Railway station in Vaasa, Finland

The Vaskiluoto railway station (Vaskiluodon rautatieasema, Vasklot järnvägsstation) is located in the city of Vaasa, Finland, on the island and district of Vaskiluoto. It is the terminus of the Seinäjoki–Vaasa railway, and it only serves cargo transport in the port of Vaasa; the nearest station with passenger services is Vaasa.

The Finnish Heritage Agency has declared the Vaskiluoto station area a protected culture site of national importance.

== History ==
The Seinäjoki–Vaasa railway was extended from the Vaasa station towards the city's port on the island of Vaskiluoto in 1900. Two thirds of the costs of the 20 km long harbour line were covered by the Finnish state, while the remainder was paid for by the city of Vaasa (then called Nikolainkaupunki). Its station building was built based on plans from Bruno Granholm; it was distinctive in that the station warehouse was also situated in the same building.

Passenger trains to and from Vaasa have also served Vaskiluoto over three separate periods: 1 June 1965 – 1 September 1965, 28 May 1972 – 30 September 1973, and 15 June 1977 – 23 December 1992. From 1985, the passenger station in Vaskiluoto was named Vaasan satama (Swedish: Vasa hamn, lit. 'Port of Vaasa'). Since then, the station has only served freight transport.

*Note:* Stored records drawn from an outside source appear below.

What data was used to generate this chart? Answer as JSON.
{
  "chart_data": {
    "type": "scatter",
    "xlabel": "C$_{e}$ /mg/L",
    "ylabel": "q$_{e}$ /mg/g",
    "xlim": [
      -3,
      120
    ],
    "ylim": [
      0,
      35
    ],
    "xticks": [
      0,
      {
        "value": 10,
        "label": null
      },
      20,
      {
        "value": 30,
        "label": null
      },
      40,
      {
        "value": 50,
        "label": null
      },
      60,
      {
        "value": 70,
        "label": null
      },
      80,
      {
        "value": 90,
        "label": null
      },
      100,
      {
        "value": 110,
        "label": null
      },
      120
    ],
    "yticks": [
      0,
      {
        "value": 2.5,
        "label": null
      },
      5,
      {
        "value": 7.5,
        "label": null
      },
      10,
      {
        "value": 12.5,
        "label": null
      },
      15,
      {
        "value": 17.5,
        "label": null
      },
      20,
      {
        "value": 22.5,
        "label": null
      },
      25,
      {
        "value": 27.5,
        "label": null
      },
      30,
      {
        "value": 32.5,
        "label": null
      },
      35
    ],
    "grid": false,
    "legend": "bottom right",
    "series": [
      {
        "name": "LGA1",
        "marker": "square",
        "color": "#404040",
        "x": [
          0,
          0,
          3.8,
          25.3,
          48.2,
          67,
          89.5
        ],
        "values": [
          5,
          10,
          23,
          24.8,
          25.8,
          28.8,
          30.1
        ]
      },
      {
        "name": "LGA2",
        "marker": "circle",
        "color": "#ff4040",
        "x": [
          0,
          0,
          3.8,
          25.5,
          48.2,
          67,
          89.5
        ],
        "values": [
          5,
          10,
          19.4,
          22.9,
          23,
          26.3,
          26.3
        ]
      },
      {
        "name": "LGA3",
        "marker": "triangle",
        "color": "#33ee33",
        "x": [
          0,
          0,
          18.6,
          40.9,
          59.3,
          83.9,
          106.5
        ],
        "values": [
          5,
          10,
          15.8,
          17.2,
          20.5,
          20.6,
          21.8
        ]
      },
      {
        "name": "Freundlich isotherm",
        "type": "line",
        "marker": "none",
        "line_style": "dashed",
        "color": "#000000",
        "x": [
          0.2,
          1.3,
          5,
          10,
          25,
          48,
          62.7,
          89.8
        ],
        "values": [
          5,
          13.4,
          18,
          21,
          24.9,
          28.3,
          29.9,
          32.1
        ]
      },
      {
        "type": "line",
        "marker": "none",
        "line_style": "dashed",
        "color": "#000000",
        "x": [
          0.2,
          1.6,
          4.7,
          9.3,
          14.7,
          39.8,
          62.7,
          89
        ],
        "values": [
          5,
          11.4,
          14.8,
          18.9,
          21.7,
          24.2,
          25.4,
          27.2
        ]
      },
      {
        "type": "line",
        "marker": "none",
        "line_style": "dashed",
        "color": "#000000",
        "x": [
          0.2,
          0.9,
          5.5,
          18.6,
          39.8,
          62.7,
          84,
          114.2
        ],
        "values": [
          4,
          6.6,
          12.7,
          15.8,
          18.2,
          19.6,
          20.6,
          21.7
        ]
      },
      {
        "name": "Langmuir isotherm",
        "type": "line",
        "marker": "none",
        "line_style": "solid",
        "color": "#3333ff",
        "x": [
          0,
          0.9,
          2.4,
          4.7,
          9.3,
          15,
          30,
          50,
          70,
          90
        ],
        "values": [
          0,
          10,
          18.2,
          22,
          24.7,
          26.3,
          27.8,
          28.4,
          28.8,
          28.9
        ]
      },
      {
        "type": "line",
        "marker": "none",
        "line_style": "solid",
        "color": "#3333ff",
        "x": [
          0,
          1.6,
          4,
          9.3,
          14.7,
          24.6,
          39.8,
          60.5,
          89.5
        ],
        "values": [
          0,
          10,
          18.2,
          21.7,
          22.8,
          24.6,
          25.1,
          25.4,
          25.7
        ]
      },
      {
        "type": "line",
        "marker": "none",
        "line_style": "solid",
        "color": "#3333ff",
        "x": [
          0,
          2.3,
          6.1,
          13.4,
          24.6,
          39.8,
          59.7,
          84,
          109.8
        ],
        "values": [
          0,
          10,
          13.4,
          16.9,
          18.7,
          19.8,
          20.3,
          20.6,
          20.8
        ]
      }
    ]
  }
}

Large portions of the station's extensive rail yard were dismantled in the early 2000s. The line from Vaasa to Vaskiluoto was deemed a low-traffic line in 2014, and the Finnish Transport Agency proposed that its maintenance be discontinued from December 2015. However, it was thoroughly rebuilt in the autumn of 2017 as a joint venture between the city of Vaasa and the FTA: it was equipped with recycled, heavier (54 kg/m) rails, concrete sleepers, a fresh ballast layer and new switches. While the renovation only concerned the parts of the line in possession of the state, the owners of the private sidings present (namely, the city of Vaasa and Kvarken Ports) have since renewed them as well. As of 2020, the line is deemed to be in good condition.